Opinión

Cable a tierra

La tragedia, una y otra vez

Karin Slowing

Karin Slowing

Huracán Mitch (1998); Stan (2005); Pacaya y Ágatha (2010); Tormenta 12E (2011; terremoto en San Marcos con efectos en todo el altiplano occidental (2012); segundo terremoto en San Marcos (2014); soterramiento por deslave de El Cambray; Santa Catarina Pinula (2015); entre uno y otro desastre mayor, decenas de incidentes de pequeña y mediana escala por todo el país, cuyos efectos deletéreos se van acumulando y acumulando en una espiral sin fin.

Conred tiene identificados más de 10,051 puntos de riesgo diseminados por todo el territorio. Hace ocho años eran como ocho mil. Obviamente, con cada evento, la situación solo ha empeorado. Cada desastre modifica la topografía y profundiza la vulnerabilidad de la población frente al siguiente evento. El Estado poco ha hecho para romper con ese circuito vicioso.

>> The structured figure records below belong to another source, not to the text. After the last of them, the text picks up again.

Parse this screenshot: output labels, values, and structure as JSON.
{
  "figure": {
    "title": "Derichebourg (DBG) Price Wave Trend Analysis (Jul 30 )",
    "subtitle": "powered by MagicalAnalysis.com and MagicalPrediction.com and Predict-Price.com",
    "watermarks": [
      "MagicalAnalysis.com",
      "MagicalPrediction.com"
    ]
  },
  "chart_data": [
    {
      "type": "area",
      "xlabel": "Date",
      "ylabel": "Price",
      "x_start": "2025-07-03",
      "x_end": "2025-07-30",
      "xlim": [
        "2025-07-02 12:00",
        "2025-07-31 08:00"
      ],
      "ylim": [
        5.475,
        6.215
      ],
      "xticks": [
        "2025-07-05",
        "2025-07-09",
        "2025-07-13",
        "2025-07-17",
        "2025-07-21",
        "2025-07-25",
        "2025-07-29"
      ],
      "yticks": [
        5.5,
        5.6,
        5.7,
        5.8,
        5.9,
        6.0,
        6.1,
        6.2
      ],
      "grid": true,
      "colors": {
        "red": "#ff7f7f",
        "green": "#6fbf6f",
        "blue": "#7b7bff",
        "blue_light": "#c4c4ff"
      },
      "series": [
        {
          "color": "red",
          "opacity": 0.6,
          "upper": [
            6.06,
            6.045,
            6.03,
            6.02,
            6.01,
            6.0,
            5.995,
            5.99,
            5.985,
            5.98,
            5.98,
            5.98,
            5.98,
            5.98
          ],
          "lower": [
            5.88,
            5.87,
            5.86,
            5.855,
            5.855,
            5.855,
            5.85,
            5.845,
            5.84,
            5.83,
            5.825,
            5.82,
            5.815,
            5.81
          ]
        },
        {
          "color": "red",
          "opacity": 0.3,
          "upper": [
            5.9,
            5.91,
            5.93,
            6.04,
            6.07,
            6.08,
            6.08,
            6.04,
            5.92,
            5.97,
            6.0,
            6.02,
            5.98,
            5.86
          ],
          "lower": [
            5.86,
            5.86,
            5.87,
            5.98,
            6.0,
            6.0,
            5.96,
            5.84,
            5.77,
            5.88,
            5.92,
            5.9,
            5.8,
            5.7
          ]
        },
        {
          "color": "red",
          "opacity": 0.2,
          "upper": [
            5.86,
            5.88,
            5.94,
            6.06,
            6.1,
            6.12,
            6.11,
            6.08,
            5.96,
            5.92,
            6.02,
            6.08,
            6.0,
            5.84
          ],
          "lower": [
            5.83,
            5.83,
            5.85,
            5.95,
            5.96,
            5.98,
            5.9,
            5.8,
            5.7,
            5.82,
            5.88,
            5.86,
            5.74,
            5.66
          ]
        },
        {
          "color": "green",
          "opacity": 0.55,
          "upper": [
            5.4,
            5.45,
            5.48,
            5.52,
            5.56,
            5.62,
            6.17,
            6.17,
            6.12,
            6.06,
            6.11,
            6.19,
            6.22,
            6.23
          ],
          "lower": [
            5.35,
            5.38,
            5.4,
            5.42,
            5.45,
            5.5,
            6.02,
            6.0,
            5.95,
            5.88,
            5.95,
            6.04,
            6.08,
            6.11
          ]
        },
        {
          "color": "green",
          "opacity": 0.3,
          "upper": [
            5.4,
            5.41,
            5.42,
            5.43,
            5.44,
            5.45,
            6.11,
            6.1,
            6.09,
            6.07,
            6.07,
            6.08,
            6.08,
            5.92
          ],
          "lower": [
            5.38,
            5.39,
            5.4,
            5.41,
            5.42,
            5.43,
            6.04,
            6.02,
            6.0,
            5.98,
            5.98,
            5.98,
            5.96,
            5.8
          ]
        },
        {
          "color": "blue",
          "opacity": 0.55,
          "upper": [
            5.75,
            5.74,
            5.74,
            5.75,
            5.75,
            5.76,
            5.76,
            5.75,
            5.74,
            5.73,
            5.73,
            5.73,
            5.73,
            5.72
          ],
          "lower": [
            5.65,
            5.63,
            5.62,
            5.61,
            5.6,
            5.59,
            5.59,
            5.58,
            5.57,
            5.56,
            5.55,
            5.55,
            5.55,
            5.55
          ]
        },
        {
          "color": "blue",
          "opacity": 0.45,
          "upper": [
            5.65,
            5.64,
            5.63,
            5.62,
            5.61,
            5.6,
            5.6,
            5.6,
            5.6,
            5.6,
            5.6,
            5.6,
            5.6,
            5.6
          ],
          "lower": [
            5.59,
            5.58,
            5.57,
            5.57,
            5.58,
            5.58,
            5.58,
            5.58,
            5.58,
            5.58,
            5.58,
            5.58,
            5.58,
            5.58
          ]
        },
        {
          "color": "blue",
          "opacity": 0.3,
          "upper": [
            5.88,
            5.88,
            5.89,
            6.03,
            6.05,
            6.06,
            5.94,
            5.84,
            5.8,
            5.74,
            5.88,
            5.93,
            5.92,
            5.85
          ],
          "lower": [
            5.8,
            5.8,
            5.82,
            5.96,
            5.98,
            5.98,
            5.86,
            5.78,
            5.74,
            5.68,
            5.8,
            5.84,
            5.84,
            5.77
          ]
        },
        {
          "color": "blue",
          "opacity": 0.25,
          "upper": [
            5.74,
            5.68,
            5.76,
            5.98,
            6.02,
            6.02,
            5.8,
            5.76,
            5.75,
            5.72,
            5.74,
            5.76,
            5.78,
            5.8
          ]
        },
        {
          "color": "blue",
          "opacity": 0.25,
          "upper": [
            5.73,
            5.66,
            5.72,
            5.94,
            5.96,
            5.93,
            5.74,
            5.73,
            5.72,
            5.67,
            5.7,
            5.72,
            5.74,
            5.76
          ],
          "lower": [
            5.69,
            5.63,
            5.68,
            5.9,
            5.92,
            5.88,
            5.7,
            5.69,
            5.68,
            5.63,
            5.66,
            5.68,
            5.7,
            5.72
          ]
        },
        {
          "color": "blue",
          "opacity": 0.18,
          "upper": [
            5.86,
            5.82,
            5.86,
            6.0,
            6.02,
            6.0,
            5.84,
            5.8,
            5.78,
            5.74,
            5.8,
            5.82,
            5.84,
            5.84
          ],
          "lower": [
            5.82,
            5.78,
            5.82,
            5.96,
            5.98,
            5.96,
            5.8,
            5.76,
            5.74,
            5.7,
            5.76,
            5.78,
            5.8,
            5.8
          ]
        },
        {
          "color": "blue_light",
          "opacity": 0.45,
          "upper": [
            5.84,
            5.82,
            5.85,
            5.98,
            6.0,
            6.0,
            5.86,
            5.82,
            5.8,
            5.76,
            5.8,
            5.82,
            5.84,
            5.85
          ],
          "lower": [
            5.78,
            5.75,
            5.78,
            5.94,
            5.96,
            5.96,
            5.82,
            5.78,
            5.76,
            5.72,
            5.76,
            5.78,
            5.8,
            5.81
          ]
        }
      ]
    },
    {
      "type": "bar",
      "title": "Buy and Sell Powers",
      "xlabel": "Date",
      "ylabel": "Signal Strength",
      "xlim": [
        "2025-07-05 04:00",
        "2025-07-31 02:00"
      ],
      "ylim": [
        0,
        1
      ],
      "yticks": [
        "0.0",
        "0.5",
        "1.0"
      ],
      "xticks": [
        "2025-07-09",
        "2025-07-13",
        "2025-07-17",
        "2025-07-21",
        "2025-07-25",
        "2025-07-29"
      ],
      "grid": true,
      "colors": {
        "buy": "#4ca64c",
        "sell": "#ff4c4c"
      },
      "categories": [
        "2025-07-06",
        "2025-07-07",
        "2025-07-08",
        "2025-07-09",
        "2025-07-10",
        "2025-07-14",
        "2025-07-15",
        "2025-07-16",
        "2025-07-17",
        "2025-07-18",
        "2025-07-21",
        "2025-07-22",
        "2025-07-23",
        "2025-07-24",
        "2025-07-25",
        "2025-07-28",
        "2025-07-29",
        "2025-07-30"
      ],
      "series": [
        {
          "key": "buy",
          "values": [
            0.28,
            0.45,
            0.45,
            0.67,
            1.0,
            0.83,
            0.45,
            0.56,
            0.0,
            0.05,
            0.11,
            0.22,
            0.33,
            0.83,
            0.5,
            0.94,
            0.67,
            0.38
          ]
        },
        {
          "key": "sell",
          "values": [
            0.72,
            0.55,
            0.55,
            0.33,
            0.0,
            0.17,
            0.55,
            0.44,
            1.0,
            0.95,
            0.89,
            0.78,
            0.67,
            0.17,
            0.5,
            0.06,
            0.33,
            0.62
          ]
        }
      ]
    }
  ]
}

Hoy lloramos el desastre más reciente: el lahar desatado por la lluvia y la erupción violenta del Volcán de Fuego el pasado domingo. Su magnitud, en términos de vidas, pérdidas y daños ni siquiera lo conocemos todavía. Hablamos en esta ocasión de varias aldeas, de comunidades enteras que fueron arrasadas y/o soterradas. Cientos de familias de quienes aún no sabemos nada. No hay un pinche censo que diga cuánta gente podría esperarse que habitara en el área; los datos demográficos y de lugares poblados están escritos con chicle; se acortan y ensanchan a conveniencia. Pocos saben quién vivía dónde, más que la propia gente del lugar.

Más que tristeza, siento rabia, frustración e impotencia de ver que el ciclo de la tragedia se repite y se repite mientras que desde el 2010 está engavetada en el Congreso la iniciativa de ley de ordenamiento territorial. Seguro que ni el flamante ministro del helicóptero ni sus “asesores” entienden que el Ministerio de Ambiente existe para que la legislación ambiental y de cambio climático que ya tiene el país se aplique y se cumpla; que el MARN no existe para facilitar un corrupto mercado de estudios de impacto ambiental que avalan cualquier cosa, incluidas inversiones millonarias en lugares no aptos o de alto riesgo.

Hay una cartera de proyectos estratégicos para la recuperación de cuencas, de masa boscosa y para la mitigación y adaptación al cambio climático archivada por allí; que nunca entra en la programación anual de la inversión pública. ¿Cómo cambiamos las cosas entonces?

Van ocho años desde que se planteó la urgencia del fortalecimiento institucional del sistema Conred. Desde entonces está hecho el proyecto concreto para volverlo realidad. Se necesitaba invertir 200 millones de quetzales, pero pareció “muy caro”. Solo en uno de los desastres mayores de la década, las pérdidas sumaron casi ocho millardos.

Siempre hay excusas para no impulsar las acciones de fondo que podrían cambiar para bien la situación del país. ¿Por qué? Por lo visto, el mercado de la tragedia y el dolor parece ser muy rentable. En el corto plazo, la solidaridad de la gente hace que se incremente el consumo de artículos de uso diario. Nos permite, además, sentirnos bien ayudando al prójimo; en el mediano plazo se mueven los mercados de obra pública, de tierras, de materiales de construcción y, detrás de ellos, la transa. Al final, sin cambios y regulación que tomen el riesgo en serio, todo eso resulta solo en otro lastre para el desarrollo. Cada vez cuesta más recuperarnos de los daños y hay que hacerlo en menor tiempo.

La caridad y solidaridad en el corto plazo están muy bien, pero para que cientos y miles de personas recuperen su patrimonio y comiencen de nuevo se necesita mucho más. No digamos, para evitar nuevas tragedias como la que ahora nos conduele a profundidad.